Neighbor has one. They load it in the AM and maybe the evening. Well technically it was heating her house and mine as the previous owner was her sister. They removed the heat exchanger and added a propane furnace prior to selling. Depending on how much propane I burn this winter i may add a boiler using the existing water lines and heat exchanger. Best part is i have family taht does logs and firewood so i can get split hardwood cheap.
 
I had a relative with the outdoor wood burner, then know a few more with them. As with anything, a few negatives are mixed in. They require a fair amount more wood, higher installation cost, and need electricity to work. Of course no chimney & keeping the mess outside is a plus.

Access to ‘free’(besides labor) wood is a biggie when heating with wood.

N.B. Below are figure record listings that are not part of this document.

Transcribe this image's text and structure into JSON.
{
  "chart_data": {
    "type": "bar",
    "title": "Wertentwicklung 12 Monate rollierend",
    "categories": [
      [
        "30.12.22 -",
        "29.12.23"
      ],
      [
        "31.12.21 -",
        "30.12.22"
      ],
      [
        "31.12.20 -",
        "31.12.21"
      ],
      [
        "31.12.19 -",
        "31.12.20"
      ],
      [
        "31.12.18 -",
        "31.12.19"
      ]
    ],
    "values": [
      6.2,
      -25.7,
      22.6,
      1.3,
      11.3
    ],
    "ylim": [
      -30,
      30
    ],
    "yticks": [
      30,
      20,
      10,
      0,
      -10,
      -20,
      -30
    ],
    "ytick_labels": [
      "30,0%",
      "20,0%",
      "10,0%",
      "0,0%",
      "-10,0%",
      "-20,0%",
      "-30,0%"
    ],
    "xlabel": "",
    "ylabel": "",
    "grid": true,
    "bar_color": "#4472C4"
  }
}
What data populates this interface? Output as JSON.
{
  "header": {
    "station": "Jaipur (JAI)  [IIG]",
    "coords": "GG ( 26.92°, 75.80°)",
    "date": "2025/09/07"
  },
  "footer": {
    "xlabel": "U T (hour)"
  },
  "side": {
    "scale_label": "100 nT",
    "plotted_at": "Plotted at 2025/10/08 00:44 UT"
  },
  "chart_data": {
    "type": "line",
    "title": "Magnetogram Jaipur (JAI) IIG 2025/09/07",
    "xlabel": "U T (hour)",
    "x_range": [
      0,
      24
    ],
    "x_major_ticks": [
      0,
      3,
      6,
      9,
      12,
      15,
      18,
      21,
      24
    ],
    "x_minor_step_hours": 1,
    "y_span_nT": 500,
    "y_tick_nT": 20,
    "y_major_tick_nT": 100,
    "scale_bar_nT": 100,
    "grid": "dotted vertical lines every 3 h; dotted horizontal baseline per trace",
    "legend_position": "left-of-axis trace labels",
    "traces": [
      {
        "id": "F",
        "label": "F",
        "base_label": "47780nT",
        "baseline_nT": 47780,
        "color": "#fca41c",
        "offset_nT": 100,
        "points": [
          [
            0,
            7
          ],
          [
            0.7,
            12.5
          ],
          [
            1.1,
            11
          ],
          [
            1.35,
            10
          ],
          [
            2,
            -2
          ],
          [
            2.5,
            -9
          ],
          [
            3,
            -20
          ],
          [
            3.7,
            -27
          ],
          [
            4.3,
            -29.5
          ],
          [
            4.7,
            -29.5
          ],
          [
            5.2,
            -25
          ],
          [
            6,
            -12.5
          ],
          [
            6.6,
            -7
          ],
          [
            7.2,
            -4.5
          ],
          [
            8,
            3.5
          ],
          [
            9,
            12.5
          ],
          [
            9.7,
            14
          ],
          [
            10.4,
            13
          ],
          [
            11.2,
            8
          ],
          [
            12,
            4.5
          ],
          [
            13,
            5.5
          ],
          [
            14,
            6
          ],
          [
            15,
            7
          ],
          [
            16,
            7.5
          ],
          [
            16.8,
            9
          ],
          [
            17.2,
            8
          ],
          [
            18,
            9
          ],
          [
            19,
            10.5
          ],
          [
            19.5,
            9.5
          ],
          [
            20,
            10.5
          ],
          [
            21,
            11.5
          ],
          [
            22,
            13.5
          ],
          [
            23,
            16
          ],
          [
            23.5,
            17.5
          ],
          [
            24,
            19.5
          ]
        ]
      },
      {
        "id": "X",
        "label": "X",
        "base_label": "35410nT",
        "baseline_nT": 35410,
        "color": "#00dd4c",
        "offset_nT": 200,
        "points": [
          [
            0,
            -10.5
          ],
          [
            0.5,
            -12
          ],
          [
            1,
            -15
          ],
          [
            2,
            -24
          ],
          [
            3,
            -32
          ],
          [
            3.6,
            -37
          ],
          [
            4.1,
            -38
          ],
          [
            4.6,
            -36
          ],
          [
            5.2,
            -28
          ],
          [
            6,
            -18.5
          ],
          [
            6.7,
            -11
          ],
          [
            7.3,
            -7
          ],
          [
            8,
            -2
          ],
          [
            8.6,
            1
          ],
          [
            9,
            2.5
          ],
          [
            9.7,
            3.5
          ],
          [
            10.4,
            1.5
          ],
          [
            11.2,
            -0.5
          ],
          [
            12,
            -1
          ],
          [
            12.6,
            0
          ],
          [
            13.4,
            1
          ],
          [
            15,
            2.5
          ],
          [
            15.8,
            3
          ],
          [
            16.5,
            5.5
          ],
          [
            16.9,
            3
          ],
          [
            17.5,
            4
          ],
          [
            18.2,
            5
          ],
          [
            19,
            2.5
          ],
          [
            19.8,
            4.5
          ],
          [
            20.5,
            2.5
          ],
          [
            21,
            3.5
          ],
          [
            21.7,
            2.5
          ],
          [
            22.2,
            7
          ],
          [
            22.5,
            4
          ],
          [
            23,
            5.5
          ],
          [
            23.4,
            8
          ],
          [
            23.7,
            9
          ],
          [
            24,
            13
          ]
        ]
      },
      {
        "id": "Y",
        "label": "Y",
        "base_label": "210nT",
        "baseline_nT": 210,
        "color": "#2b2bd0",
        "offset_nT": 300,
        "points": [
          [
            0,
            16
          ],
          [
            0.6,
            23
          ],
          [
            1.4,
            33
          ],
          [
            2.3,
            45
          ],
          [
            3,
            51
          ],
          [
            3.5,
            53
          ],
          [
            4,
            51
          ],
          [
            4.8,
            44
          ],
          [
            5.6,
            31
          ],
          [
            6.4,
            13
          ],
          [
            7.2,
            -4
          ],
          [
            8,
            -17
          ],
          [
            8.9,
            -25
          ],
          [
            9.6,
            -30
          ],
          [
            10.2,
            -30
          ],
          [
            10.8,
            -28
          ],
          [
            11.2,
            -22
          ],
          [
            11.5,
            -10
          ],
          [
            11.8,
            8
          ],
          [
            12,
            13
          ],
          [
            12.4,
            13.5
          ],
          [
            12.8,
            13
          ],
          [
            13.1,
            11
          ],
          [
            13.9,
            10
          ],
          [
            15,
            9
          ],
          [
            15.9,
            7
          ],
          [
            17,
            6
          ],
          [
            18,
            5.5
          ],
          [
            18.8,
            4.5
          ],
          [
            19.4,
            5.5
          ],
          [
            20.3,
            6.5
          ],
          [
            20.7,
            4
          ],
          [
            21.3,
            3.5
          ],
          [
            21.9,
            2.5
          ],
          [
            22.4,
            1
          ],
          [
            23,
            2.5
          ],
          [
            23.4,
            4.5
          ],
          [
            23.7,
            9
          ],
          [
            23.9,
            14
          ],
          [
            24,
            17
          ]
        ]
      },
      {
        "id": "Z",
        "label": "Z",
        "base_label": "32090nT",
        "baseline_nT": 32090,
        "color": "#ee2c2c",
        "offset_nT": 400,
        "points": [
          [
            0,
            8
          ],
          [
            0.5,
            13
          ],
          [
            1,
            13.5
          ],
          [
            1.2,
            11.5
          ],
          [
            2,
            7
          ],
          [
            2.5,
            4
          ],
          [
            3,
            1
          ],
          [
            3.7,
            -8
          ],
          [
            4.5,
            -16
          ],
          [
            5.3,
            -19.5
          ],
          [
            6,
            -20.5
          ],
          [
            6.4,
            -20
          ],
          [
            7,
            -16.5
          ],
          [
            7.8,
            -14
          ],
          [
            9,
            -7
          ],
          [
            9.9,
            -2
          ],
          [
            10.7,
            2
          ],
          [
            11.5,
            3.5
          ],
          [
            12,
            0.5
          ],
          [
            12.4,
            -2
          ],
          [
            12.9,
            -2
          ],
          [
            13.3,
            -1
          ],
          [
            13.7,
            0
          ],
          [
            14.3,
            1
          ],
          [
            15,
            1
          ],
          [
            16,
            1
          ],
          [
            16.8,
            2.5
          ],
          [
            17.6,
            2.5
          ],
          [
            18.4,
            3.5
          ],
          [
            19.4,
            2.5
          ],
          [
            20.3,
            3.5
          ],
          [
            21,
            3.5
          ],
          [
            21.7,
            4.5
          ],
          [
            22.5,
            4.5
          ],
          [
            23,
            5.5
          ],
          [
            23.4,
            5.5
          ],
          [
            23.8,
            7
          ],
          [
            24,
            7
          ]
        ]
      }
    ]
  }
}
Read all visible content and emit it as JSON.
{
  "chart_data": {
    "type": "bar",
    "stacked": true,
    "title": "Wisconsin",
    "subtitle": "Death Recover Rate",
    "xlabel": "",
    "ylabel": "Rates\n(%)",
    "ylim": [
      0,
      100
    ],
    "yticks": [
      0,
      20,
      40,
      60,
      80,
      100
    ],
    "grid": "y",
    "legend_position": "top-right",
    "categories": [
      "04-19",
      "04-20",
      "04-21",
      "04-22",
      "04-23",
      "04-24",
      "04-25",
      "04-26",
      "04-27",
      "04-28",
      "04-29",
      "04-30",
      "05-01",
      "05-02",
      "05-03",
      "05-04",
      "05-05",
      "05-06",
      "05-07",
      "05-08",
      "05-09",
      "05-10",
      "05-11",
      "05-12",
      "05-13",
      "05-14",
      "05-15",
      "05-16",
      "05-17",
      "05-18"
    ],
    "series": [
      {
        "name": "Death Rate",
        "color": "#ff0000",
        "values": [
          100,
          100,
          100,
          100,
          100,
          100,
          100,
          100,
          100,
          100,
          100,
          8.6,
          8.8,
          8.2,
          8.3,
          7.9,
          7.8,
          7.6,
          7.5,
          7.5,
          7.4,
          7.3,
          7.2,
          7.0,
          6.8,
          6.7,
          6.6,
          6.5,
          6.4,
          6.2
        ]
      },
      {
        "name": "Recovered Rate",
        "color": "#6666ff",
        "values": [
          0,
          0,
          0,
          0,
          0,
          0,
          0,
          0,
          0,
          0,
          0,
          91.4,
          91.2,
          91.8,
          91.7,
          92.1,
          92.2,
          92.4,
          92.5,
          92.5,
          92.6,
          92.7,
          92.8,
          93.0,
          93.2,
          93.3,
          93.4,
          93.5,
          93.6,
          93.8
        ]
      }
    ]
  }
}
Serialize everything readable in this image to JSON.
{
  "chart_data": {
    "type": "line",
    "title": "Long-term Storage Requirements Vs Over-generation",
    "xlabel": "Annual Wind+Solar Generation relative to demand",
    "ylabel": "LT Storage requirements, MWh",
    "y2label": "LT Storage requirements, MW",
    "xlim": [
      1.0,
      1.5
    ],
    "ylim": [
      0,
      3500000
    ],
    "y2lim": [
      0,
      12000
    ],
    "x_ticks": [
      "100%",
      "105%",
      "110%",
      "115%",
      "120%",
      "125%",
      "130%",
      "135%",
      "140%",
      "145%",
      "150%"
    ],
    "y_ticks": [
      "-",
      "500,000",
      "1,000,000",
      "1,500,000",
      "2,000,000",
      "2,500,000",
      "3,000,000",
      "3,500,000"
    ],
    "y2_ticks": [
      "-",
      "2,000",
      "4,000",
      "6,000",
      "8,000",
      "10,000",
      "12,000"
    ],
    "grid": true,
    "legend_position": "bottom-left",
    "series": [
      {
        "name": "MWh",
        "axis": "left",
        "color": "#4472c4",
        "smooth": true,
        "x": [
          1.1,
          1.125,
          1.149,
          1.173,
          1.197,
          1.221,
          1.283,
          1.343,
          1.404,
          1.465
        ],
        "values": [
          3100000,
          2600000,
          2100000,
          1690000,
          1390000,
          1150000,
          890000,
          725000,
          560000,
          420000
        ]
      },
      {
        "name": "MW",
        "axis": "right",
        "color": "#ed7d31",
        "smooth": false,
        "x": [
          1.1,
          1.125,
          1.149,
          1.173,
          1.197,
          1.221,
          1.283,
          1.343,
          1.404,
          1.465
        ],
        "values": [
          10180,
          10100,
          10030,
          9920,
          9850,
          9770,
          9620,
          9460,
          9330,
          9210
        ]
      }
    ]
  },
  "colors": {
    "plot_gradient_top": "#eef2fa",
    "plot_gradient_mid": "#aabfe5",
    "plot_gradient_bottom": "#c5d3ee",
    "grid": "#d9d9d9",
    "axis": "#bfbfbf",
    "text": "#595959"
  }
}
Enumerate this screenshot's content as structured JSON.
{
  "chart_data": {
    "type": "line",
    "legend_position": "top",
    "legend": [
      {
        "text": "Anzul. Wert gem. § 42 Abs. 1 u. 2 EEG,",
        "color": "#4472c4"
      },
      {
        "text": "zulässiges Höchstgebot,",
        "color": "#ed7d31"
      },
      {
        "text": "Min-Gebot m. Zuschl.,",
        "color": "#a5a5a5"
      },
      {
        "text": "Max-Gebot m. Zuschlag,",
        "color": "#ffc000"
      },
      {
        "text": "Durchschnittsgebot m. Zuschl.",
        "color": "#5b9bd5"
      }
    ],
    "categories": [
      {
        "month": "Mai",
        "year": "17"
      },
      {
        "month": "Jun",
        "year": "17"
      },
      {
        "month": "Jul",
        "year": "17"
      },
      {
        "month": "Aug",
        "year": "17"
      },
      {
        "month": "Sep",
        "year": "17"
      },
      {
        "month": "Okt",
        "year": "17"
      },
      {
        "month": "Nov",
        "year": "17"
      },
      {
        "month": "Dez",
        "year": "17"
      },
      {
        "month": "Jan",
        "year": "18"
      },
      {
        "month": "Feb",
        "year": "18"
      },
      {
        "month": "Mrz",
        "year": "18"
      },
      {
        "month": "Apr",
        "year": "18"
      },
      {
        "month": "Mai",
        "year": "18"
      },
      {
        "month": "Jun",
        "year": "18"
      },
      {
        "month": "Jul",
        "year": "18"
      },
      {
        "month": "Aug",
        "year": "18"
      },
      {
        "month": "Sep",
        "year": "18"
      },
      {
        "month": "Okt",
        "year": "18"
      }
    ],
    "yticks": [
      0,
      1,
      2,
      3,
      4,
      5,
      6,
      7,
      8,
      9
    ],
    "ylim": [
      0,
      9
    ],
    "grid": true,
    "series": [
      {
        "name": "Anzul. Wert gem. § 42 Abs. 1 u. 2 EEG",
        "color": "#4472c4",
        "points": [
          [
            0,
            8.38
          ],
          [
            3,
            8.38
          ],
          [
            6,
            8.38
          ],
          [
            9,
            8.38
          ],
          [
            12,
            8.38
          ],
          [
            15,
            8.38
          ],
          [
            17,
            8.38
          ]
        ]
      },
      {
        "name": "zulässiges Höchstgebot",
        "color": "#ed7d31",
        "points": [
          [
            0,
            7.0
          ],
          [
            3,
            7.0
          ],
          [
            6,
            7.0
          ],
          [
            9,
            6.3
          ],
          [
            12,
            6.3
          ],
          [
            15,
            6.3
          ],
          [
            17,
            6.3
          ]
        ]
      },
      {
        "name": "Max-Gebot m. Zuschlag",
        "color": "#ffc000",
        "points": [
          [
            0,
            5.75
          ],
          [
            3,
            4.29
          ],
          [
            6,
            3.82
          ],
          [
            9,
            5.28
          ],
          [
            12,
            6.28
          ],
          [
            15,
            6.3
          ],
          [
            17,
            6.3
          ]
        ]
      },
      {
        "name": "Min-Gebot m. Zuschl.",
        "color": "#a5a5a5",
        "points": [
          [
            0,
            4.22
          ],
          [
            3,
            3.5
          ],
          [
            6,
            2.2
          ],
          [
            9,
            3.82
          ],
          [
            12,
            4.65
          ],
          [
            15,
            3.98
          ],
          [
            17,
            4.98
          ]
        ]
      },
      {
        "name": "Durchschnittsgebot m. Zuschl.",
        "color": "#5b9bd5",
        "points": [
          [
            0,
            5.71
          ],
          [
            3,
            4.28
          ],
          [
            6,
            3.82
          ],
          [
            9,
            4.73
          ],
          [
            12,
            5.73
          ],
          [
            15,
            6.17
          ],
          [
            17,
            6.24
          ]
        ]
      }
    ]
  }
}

I don’t mind emulating ‘Pa Ingalls’ somewhat.
 
A quick thanks to @RJM62 for the pointer to the Tractor Supply bricks. They made for a quick wood supply for the neglected woodstove when the boiler went out in my Uncle's empty house recently, kept pipe freezing at bay while we waited for parts.
 
We have both, wood and Natural gas, the wood is Idaho energy logs. (press-o-Logs)
 
In 1986 I moved to the boondocks with a King heater and a chainsaw. My kids were six and two at the time. My time was also at a premium, but i could selectively down a tree and have a pickup bed full of firewood in short order. Worked great for about ten years until one day someone made a comment to my wife that her hair smelled like wood smoke. After that the propane tank got filled much more often.